Bunch argues for a “massive mobilization commitment to national service, which would signal a national do-over on what we mean by higher education, equal in impact to the cataclysmic changes wrought by World War II and its aftermath.”

The United States has always had the money for this, Bunch says, citing a U.S. Department of Education study showing that state spending for colleges and universities remained flat since 1990 while outlays for prisons doubled to the point that 18 states spent more money on incarceration than higher education.

Higher Education Is Worthwhile Investment But Needs to Change

Over the past 50 years, I have watched higher education endure many external and internal pressures and changes, evolving from a post-World War II public good with broadening access to a private good with limited access for many students and families.

Many social, demographic, economic, technological, and political changes have affected higher education, and there is no shortage of issues.

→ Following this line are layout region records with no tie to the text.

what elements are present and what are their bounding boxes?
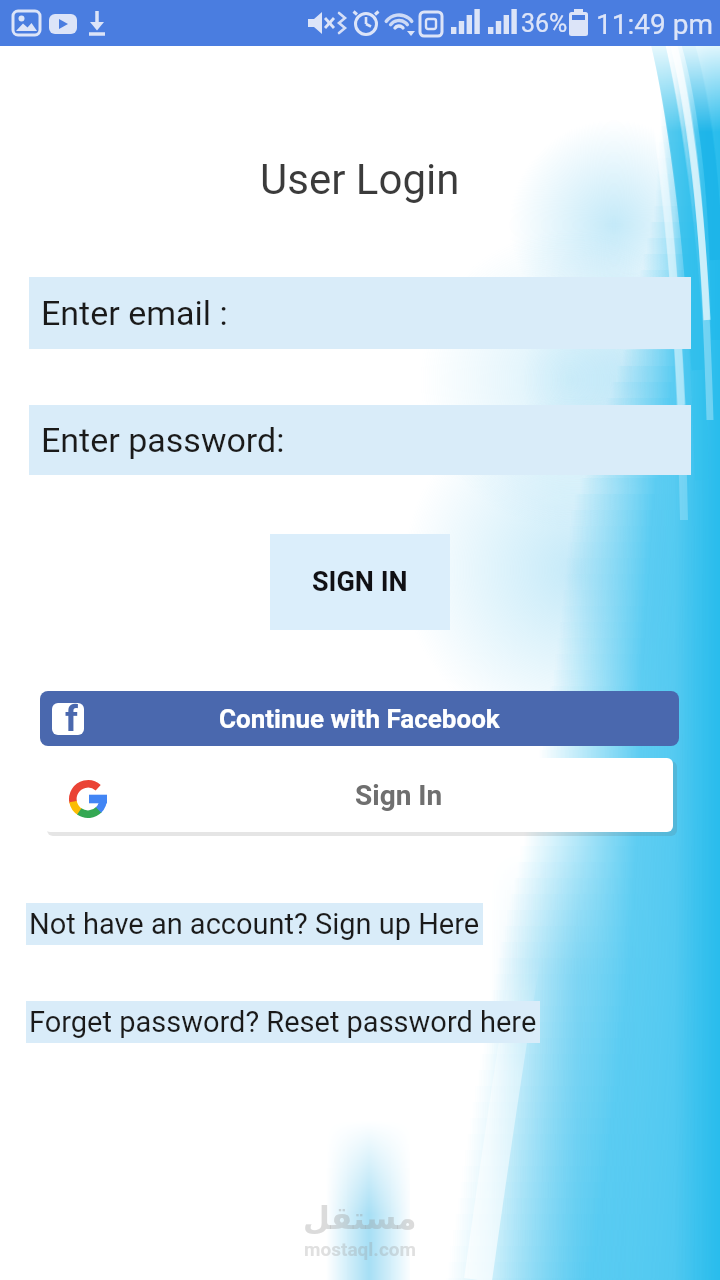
button[interactable]: Enter email :: [29, 277, 691, 349]
staticText: SIGN IN: [312, 566, 408, 598]
staticText: مستقل: [303, 1200, 417, 1236]
button[interactable]: SIGN IN: [270, 534, 450, 630]
staticText: 11:49 pm: [596, 8, 713, 41]
staticText: Sign In: [355, 779, 443, 812]
button[interactable]: Not have an account? Sign up Here: [26, 903, 483, 945]
staticText: Not have an account? Sign up Here: [29, 907, 480, 941]
staticText: Continue with Facebook: [219, 704, 500, 734]
button[interactable]: Sign In: [44, 758, 673, 832]
button[interactable]: Enter password:: [29, 405, 691, 475]
staticText: f: [65, 703, 78, 731]
button[interactable]: f: [40, 691, 679, 746]
staticText: Forget password? Reset password here: [29, 1005, 537, 1039]
button[interactable]: Forget password? Reset password here: [26, 1001, 540, 1043]
staticText: mostaql.com: [304, 1238, 416, 1260]
staticText: User Login: [260, 155, 460, 204]
staticText: 36%: [521, 9, 568, 38]
staticText: Enter password:: [41, 420, 285, 460]
staticText: Enter email :: [41, 293, 228, 333]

Today, for example, higher education wrestles with how to incorporate AI, how to balance free speech with campus security, and how to fix the financial aid application system.

Yet college has not worked for everyone, as Bunch explains. Barriers to college persist for many students and families, leading to increased public skepticism, which affects participation.

Gaps in access to and success for students and faculty in higher education continue based on race, ethnicity, and gender. Colleges grapple with declining enrollments and limited financial resources. Several colleges have closed.

College costs too much for many families. Borrowing, once seen as an investment to help students and families pay their share, grew out of control, leading to enormous debt, often affecting life decisions.

Besides cost, other issues affect current and prospective students, including mental health concerns, poor academic preparation, and food and housing insecurity.

Nevertheless, higher education contributes to the nation’s progress by its advanced research in many professional fields and its preparation of the current and future workforce. Thus, higher education remains a critical, worthwhile investment that merits continuing public and private support.

To maintain and increase its status as a public priority, however, higher education must recognize and adapt to the changing landscape, acknowledge its shortcomings, and implement reforms. Higher education must manage itself more effectively and efficiently, ensure accountability, and do a better job informing the public of its contributions to society.